The attention to ransomware stemming from the pipeline event will have some beneficial effects for insurance and cybersecurity, according to Brad Gow, global cyber product leader for Sompo International.

“The impacts on the cyber insurance market are going to be profound, and for the most part, pretty positive,” he said. Already a headline risk, the attack on the fuel supplier should boost the public’s awareness of ransomware and the major threat it represents.

“It gets really tangible when you get to the gas station and the pumps aren’t running because of a ransomware attack,” Gow told Advisen. From a public policy standpoint, Colonial Pipeline has “focused a lot of minds” with ransomware already a key focus of the Biden Administration, he added.

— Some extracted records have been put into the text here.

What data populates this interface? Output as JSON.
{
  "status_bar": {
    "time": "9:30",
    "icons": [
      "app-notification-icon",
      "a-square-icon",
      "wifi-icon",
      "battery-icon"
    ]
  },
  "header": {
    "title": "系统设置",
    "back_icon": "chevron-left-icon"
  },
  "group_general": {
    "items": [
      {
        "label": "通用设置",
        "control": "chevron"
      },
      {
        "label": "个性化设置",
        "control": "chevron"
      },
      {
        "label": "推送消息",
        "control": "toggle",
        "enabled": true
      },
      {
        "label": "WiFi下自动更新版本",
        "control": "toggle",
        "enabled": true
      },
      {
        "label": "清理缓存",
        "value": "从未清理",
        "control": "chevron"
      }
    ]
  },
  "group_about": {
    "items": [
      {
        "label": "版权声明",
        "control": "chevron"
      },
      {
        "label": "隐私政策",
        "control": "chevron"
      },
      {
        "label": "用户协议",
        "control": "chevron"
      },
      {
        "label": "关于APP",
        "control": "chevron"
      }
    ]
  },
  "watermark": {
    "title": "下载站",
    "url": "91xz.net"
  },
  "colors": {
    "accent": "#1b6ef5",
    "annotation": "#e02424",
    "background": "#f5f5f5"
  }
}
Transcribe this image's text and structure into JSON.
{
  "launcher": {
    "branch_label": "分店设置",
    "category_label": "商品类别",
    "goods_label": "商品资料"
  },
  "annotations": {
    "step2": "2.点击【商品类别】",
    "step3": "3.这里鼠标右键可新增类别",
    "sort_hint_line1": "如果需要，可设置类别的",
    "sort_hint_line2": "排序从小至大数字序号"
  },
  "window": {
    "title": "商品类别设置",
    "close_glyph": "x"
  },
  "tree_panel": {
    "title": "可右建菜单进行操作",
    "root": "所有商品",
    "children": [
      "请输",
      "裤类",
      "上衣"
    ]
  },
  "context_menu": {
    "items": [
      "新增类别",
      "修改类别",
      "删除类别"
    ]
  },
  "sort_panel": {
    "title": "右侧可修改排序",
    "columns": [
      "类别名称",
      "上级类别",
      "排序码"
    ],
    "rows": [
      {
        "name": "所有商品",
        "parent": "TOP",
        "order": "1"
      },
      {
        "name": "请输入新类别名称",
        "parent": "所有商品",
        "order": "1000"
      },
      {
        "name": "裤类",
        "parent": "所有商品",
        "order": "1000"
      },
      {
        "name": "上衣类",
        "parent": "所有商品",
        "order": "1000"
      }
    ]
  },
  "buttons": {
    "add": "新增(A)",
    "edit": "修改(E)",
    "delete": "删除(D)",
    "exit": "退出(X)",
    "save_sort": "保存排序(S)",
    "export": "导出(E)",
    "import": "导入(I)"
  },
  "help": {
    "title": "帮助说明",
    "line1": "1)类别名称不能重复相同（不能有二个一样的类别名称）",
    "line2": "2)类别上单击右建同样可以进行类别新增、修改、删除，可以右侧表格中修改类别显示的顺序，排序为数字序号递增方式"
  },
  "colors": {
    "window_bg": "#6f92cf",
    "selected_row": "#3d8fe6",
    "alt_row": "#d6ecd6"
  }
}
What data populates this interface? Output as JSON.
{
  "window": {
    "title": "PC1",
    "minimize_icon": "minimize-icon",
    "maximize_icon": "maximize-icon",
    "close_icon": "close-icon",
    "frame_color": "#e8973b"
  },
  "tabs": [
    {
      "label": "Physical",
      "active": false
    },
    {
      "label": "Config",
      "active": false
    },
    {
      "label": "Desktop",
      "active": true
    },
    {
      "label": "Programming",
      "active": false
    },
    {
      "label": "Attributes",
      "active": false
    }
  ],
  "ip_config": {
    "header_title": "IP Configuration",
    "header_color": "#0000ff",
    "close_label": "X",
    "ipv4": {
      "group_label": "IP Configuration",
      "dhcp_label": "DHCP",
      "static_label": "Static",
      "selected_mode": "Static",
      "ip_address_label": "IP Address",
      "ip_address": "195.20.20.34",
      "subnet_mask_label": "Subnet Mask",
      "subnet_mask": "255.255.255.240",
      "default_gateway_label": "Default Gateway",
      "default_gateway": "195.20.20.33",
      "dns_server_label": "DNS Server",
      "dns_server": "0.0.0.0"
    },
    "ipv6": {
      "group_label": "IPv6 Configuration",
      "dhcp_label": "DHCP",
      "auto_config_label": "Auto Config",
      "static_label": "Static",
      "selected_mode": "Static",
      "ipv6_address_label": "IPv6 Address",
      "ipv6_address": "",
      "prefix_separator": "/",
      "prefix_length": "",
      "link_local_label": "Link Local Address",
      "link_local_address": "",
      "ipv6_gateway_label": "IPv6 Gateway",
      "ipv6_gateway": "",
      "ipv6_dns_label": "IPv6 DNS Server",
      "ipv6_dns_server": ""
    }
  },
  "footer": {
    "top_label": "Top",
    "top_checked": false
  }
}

It also underscores the message of mitigation the industry has championed for years. Insurers have reached a point in the evolution of cyber where strict technical controls are broadly being required to get coverage. It’s a significant shift, Gow said, and one that is having a positive impact on losses.

“After 20 years of being in the backseat and not having any say over how companies manage their network security and witnessing the gulf between information security and operational security, I’m seeing a definite change in 2021, with the industry saying, ‘This is what you need to have this is what you need to have in place to get cyber insurance at a reasonable rate, or to get full limits you want.’ That message is getting out,” he said.

Organizations also more readily take the initiative to protect themselves. Companies are seeking out tabletop exercises, boosting their security, and buying as much cyber insurance as they can afford.

“Some of these recent events are so high-profile, so public, and so impactful, executives are saying, “holy cats, what do we have to do to make sure that doesn’t happen to us?” said Gow.